Besides, fatal traffic accidents are decreasing on national highways, while accidents saw an increase on regional highways, district roads and roads under Local Government Engineering Department (LGED). The gradual increase in number of accidents is linked with failure in checking unregistered and unsafe vehicles on roads, lack of training facilities for drivers, dilapidated road network and political pressure.

According to police first information reports, in 2018, there were 2,609 traffic accidents, in which there were 2,635 deaths and 1,920 injured. In 2017, 2,513 people were killed and 1,898 were injured in 2,562 accidents; whereas in 2016, 2,463 people were killed and 2,134 injured.

While the government is desperate to meet one of the targets of Sustainable Development Goals (SDGs) to halve the number of deaths and injuries in road traffic accidents by 2020, the current statistics of increasing number of accidents and fatalities on roads are sending out bad signals.

The Bangladesh Road Transport Authority (BRTA), however, claimed that the number of fatalities in road accidents did not increase. It said the accidents should be measured after taking into consideration the ratio between the number of accidents and the increase in population, vehicles and traffic congestion. The authority claimed that the improved physical condition and enforcement of the laws and regulations left a positive impact on traffic on the national highways, where number of accidents has decreased.

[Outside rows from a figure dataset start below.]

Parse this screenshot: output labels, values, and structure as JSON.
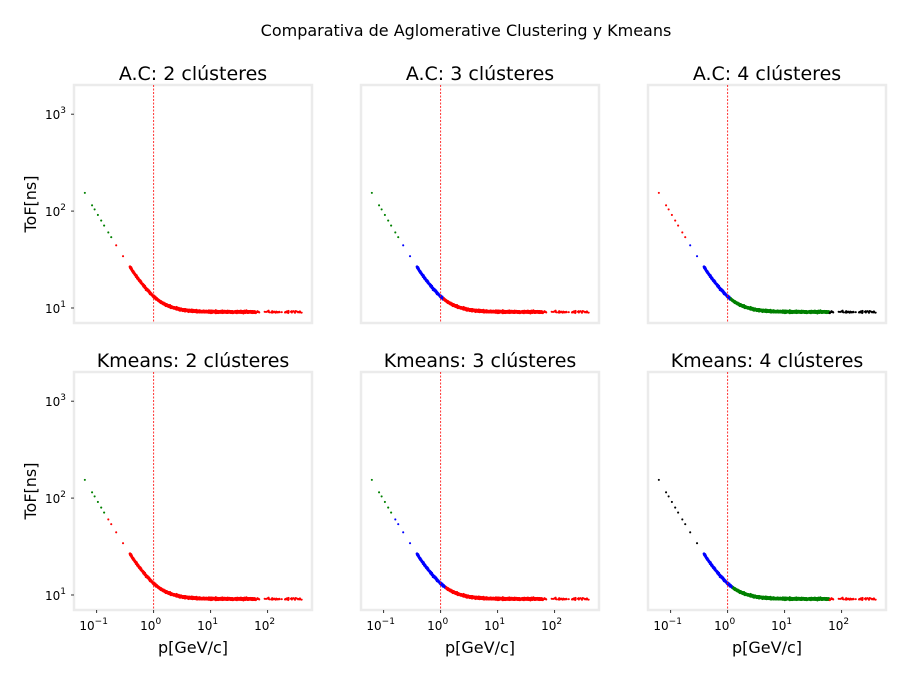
{
  "figure_title": "Comparativa de Aglomerative Clustering y Kmeans",
  "colors": {
    "red": "#ff0000",
    "green": "#008000",
    "blue": "#0000ff",
    "black": "#000000",
    "threshold_line": "#ff0000"
  },
  "chart_data": [
    {
      "type": "scatter",
      "title": "A.C: 2 clústeres",
      "xlabel": "",
      "ylabel": "ToF[ns]",
      "xscale": "log",
      "yscale": "log",
      "xlim": [
        0.04,
        600
      ],
      "ylim": [
        7,
        2000
      ],
      "vline_x": 1,
      "segments": [
        {
          "from": 0.06,
          "to": 0.22,
          "color": "green"
        },
        {
          "from": 0.22,
          "to": 400,
          "color": "red"
        }
      ]
    },
    {
      "type": "scatter",
      "title": "A.C: 3 clústeres",
      "xlabel": "",
      "ylabel": "",
      "xscale": "log",
      "yscale": "log",
      "xlim": [
        0.04,
        600
      ],
      "ylim": [
        7,
        2000
      ],
      "vline_x": 1,
      "segments": [
        {
          "from": 0.06,
          "to": 0.22,
          "color": "green"
        },
        {
          "from": 0.22,
          "to": 1.1,
          "color": "blue"
        },
        {
          "from": 1.1,
          "to": 400,
          "color": "red"
        }
      ]
    },
    {
      "type": "scatter",
      "title": "A.C: 4 clústeres",
      "xlabel": "",
      "ylabel": "",
      "xscale": "log",
      "yscale": "log",
      "xlim": [
        0.04,
        600
      ],
      "ylim": [
        7,
        2000
      ],
      "vline_x": 1,
      "segments": [
        {
          "from": 0.06,
          "to": 0.22,
          "color": "red"
        },
        {
          "from": 0.22,
          "to": 1.1,
          "color": "blue"
        },
        {
          "from": 1.1,
          "to": 60,
          "color": "green"
        },
        {
          "from": 60,
          "to": 400,
          "color": "black"
        }
      ]
    },
    {
      "type": "scatter",
      "title": "Kmeans: 2 clústeres",
      "xlabel": "p[GeV/c]",
      "ylabel": "ToF[ns]",
      "xscale": "log",
      "yscale": "log",
      "xlim": [
        0.04,
        600
      ],
      "ylim": [
        7,
        2000
      ],
      "vline_x": 1,
      "segments": [
        {
          "from": 0.06,
          "to": 0.15,
          "color": "green"
        },
        {
          "from": 0.15,
          "to": 400,
          "color": "red"
        }
      ]
    },
    {
      "type": "scatter",
      "title": "Kmeans: 3 clústeres",
      "xlabel": "p[GeV/c]",
      "ylabel": "",
      "xscale": "log",
      "yscale": "log",
      "xlim": [
        0.04,
        600
      ],
      "ylim": [
        7,
        2000
      ],
      "vline_x": 1,
      "segments": [
        {
          "from": 0.06,
          "to": 0.15,
          "color": "green"
        },
        {
          "from": 0.15,
          "to": 1.2,
          "color": "blue"
        },
        {
          "from": 1.2,
          "to": 400,
          "color": "red"
        }
      ]
    },
    {
      "type": "scatter",
      "title": "Kmeans: 4 clústeres",
      "xlabel": "p[GeV/c]",
      "ylabel": "",
      "xscale": "log",
      "yscale": "log",
      "xlim": [
        0.04,
        600
      ],
      "ylim": [
        7,
        2000
      ],
      "vline_x": 1,
      "segments": [
        {
          "from": 0.06,
          "to": 0.3,
          "color": "black"
        },
        {
          "from": 0.3,
          "to": 1.2,
          "color": "blue"
        },
        {
          "from": 1.2,
          "to": 60,
          "color": "green"
        },
        {
          "from": 60,
          "to": 400,
          "color": "red"
        }
      ]
    }
  ],
  "xticks": [
    {
      "base": "10",
      "exp": "−1",
      "value": 0.1
    },
    {
      "base": "10",
      "exp": "0",
      "value": 1
    },
    {
      "base": "10",
      "exp": "1",
      "value": 10
    },
    {
      "base": "10",
      "exp": "2",
      "value": 100
    }
  ],
  "yticks": [
    {
      "base": "10",
      "exp": "1",
      "value": 10
    },
    {
      "base": "10",
      "exp": "2",
      "value": 100
    },
    {
      "base": "10",
      "exp": "3",
      "value": 1000
    }
  ]
}
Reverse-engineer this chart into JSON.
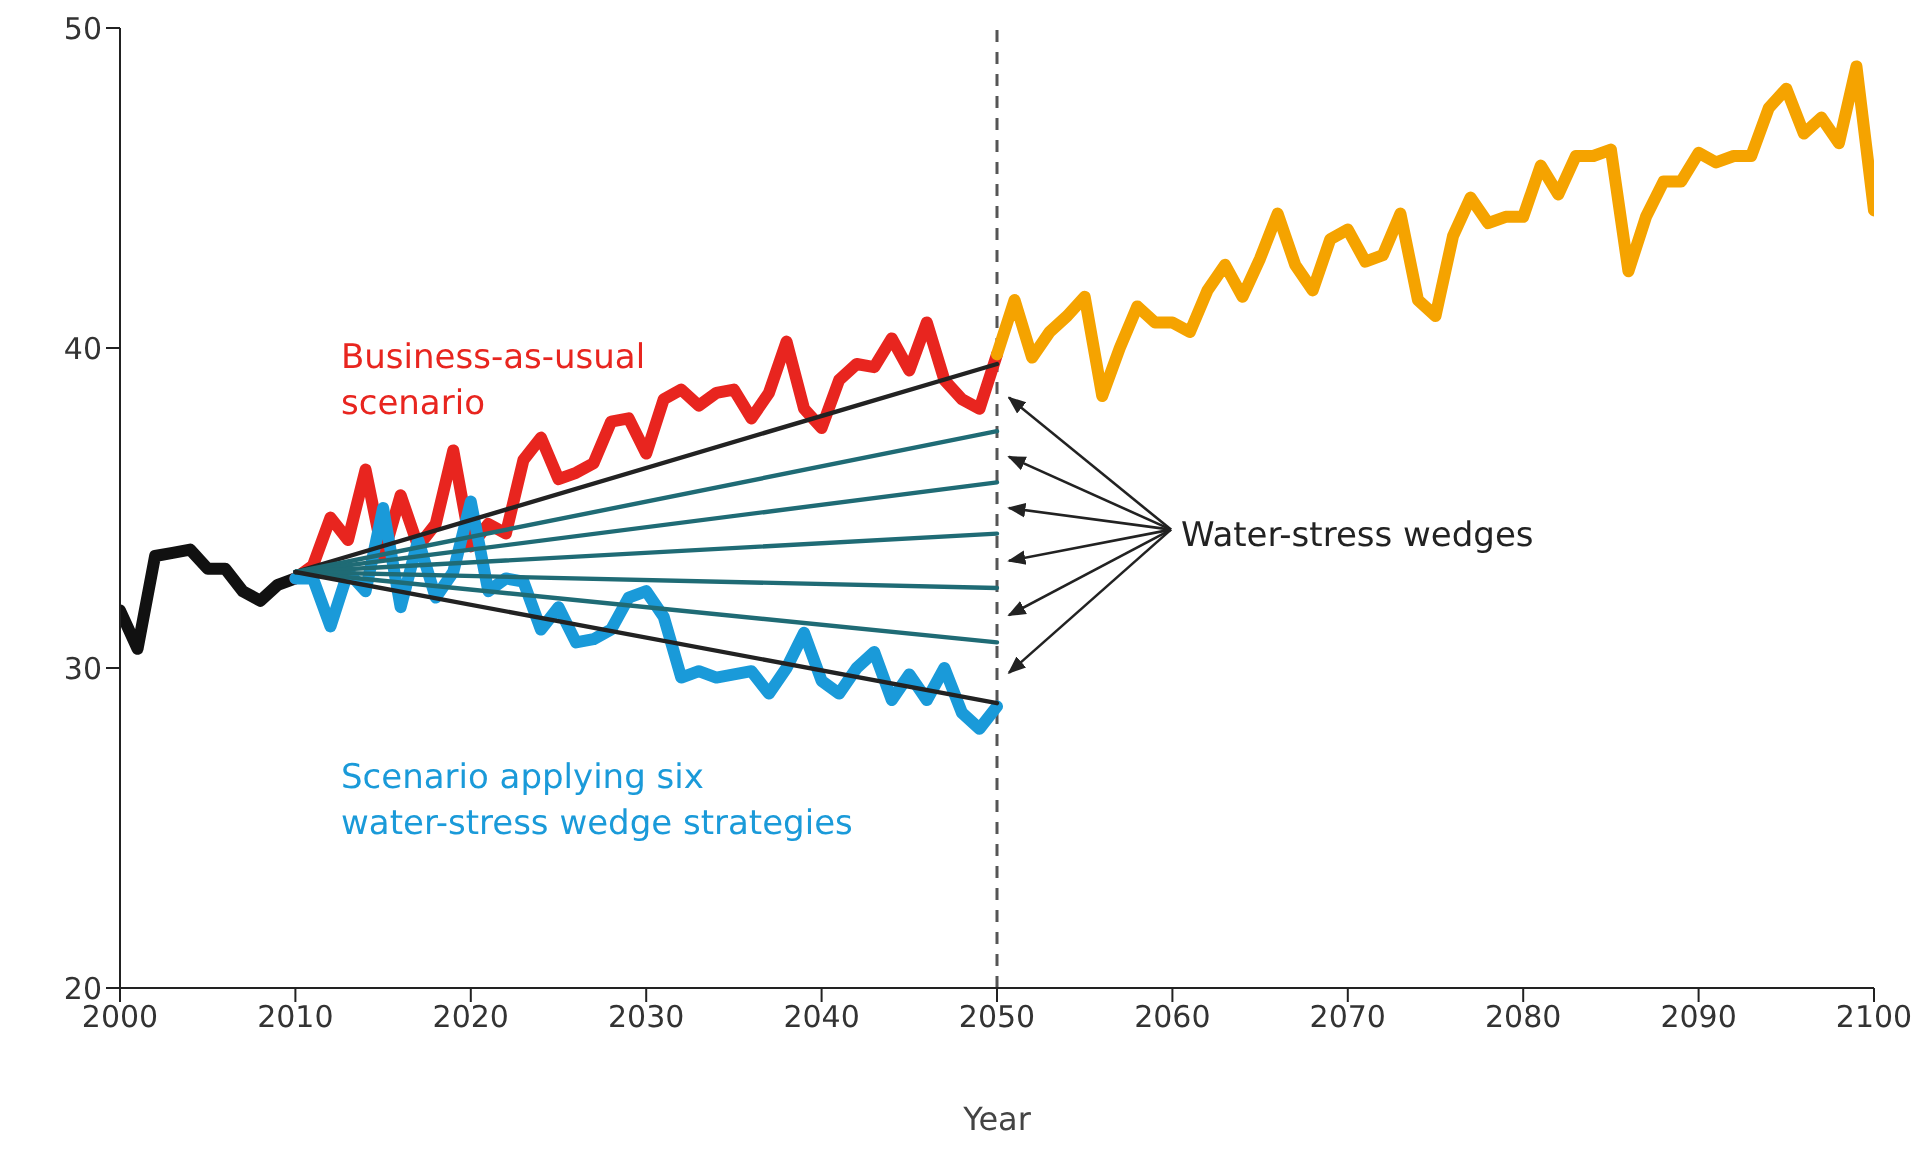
{
  "chart_data": {
    "type": "line",
    "xlabel": "Year",
    "xlim": [
      2000,
      2100
    ],
    "xticks": [
      2000,
      2010,
      2020,
      2030,
      2040,
      2050,
      2060,
      2070,
      2080,
      2090,
      2100
    ],
    "ylim": [
      20,
      50
    ],
    "yticks": [
      20,
      30,
      40,
      50
    ],
    "marker": "none",
    "line_style": "solid",
    "annotations": [
      "Water-stress wedges"
    ],
    "ref_lines": [
      {
        "axis": "x",
        "value": 2050,
        "color": "#555555",
        "line_style": "dashed"
      }
    ],
    "series": [
      {
        "color": "#111111",
        "x": [
          2000,
          2001,
          2002,
          2003,
          2004,
          2005,
          2006,
          2007,
          2008,
          2009,
          2010
        ],
        "values": [
          31.8,
          30.6,
          33.5,
          33.6,
          33.7,
          33.1,
          33.1,
          32.4,
          32.1,
          32.6,
          32.8
        ]
      },
      {
        "name": "Business-as-usual scenario",
        "color": "#e8251f",
        "x": [
          2010,
          2011,
          2012,
          2013,
          2014,
          2015,
          2016,
          2017,
          2018,
          2019,
          2020,
          2021,
          2022,
          2023,
          2024,
          2025,
          2026,
          2027,
          2028,
          2029,
          2030,
          2031,
          2032,
          2033,
          2034,
          2035,
          2036,
          2037,
          2038,
          2039,
          2040,
          2041,
          2042,
          2043,
          2044,
          2045,
          2046,
          2047,
          2048,
          2049,
          2050
        ],
        "values": [
          32.8,
          33.2,
          34.7,
          34.0,
          36.2,
          33.5,
          35.4,
          33.8,
          34.5,
          36.8,
          33.8,
          34.5,
          34.2,
          36.5,
          37.2,
          35.9,
          36.1,
          36.4,
          37.7,
          37.8,
          36.7,
          38.4,
          38.7,
          38.2,
          38.6,
          38.7,
          37.8,
          38.6,
          40.2,
          38.1,
          37.5,
          39.0,
          39.5,
          39.4,
          40.3,
          39.3,
          40.8,
          39.0,
          38.4,
          38.1,
          39.8
        ]
      },
      {
        "color": "#f5a300",
        "x": [
          2050,
          2051,
          2052,
          2053,
          2054,
          2055,
          2056,
          2057,
          2058,
          2059,
          2060,
          2061,
          2062,
          2063,
          2064,
          2065,
          2066,
          2067,
          2068,
          2069,
          2070,
          2071,
          2072,
          2073,
          2074,
          2075,
          2076,
          2077,
          2078,
          2079,
          2080,
          2081,
          2082,
          2083,
          2084,
          2085,
          2086,
          2087,
          2088,
          2089,
          2090,
          2091,
          2092,
          2093,
          2094,
          2095,
          2096,
          2097,
          2098,
          2099,
          2100
        ],
        "values": [
          39.8,
          41.5,
          39.7,
          40.5,
          41.0,
          41.6,
          38.5,
          40.0,
          41.3,
          40.8,
          40.8,
          40.5,
          41.8,
          42.6,
          41.6,
          42.8,
          44.2,
          42.6,
          41.8,
          43.4,
          43.7,
          42.7,
          42.9,
          44.2,
          41.5,
          41.0,
          43.5,
          44.7,
          43.9,
          44.1,
          44.1,
          45.7,
          44.8,
          46.0,
          46.0,
          46.2,
          42.4,
          44.1,
          45.2,
          45.2,
          46.1,
          45.8,
          46.0,
          46.0,
          47.5,
          48.1,
          46.7,
          47.2,
          46.4,
          48.8,
          44.3
        ]
      },
      {
        "name": "Scenario applying six water-stress wedge strategies",
        "color": "#1a9ad9",
        "x": [
          2010,
          2011,
          2012,
          2013,
          2014,
          2015,
          2016,
          2017,
          2018,
          2019,
          2020,
          2021,
          2022,
          2023,
          2024,
          2025,
          2026,
          2027,
          2028,
          2029,
          2030,
          2031,
          2032,
          2033,
          2034,
          2035,
          2036,
          2037,
          2038,
          2039,
          2040,
          2041,
          2042,
          2043,
          2044,
          2045,
          2046,
          2047,
          2048,
          2049,
          2050
        ],
        "values": [
          32.8,
          32.8,
          31.3,
          33.0,
          32.4,
          35.0,
          31.9,
          34.0,
          32.2,
          33.0,
          35.2,
          32.4,
          32.8,
          32.7,
          31.2,
          31.9,
          30.8,
          30.9,
          31.2,
          32.2,
          32.4,
          31.6,
          29.7,
          29.9,
          29.7,
          29.8,
          29.9,
          29.2,
          30.0,
          31.1,
          29.6,
          29.2,
          30.0,
          30.5,
          29.0,
          29.8,
          29.0,
          30.0,
          28.6,
          28.1,
          28.8
        ]
      },
      {
        "color": "#222222",
        "x": [
          2010,
          2050
        ],
        "values": [
          33.0,
          39.5
        ]
      },
      {
        "color": "#1f6b75",
        "x": [
          2010,
          2050
        ],
        "values": [
          33.0,
          37.4
        ]
      },
      {
        "color": "#1f6b75",
        "x": [
          2010,
          2050
        ],
        "values": [
          33.0,
          35.8
        ]
      },
      {
        "color": "#1f6b75",
        "x": [
          2010,
          2050
        ],
        "values": [
          33.0,
          34.2
        ]
      },
      {
        "color": "#1f6b75",
        "x": [
          2010,
          2050
        ],
        "values": [
          33.0,
          32.5
        ]
      },
      {
        "color": "#1f6b75",
        "x": [
          2010,
          2050
        ],
        "values": [
          33.0,
          30.8
        ]
      },
      {
        "color": "#222222",
        "x": [
          2010,
          2050
        ],
        "values": [
          33.0,
          28.9
        ]
      }
    ]
  }
}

The rate in terms of the number of fatalities per 10,000 on-road motor vehicles, excluding motorbikes, is very high in Bangladesh (over 50)  compared with those in the developed countries. The corresponding fatality rates in developed countries are only about 2.0 per 10,000 on-road motor vehicles.

Any sort of incident, risky attitude like over speeding, dangerous overtaking, violation of traffic rules sign-signal disobedience, information related to accidents and so on should be monitored digitally.

A study says over-speeding is responsible for 37 per cent of deaths in road accidents, careless driving for 47 per cent deaths and the remaining fatalities for other reasons. Of the accidents, 20 per cent are head-on collisions, 13 per cent involve the rear end of vehicles, overturn 9.0 per cent, sideswipe 6.0 per cent, hitting parked vehicles 3.0 per cent.

Yet such accidents, numerically shocking as they may be, fail to truly reflect the social tragedy. Media apart, transport analysts have time and again called for stringent enforcement of traffic rules and regulations. Traffic police seldom carry out routine examination of fitness certificates and other relevant documents of motorised vehicles and driving licences of the drivers.

As a consequence, there are random violation of traffic rules and regulations. Unskilled drivers and flawed vehicles rule the main thoroughfares. Reckless driving, especially by bus and truck drivers, continues unabated because there is hardly any decisive action against them.

The country's transport planners should examine the concept of dedicated roads in line with the standard followed by the western countries. In the system, some specific kinds of vehicles are allowed to use such roads for long journeys. On both sides of the dedicated road, there are side roads for the shops and villages around to use.

The most worrisome aspect is that there is a lack of accountability everywhere. The drivers used to believe they can get away with road traffic fatalities. On the other hand, the law enforcers seldom show the desired urgency to enforce the rules and regulations, and penalise the violators.

Analysts have found that by ensuring road safety, the government could save around Tk 400 billion annually or around 2.0 per cent of the Gross Domestic Product (GDP).

All said and done, what is needed is that a comprehensive system of accountability should be put in place in order to ensure discipline on the roads and reduce the number of fatal accidents.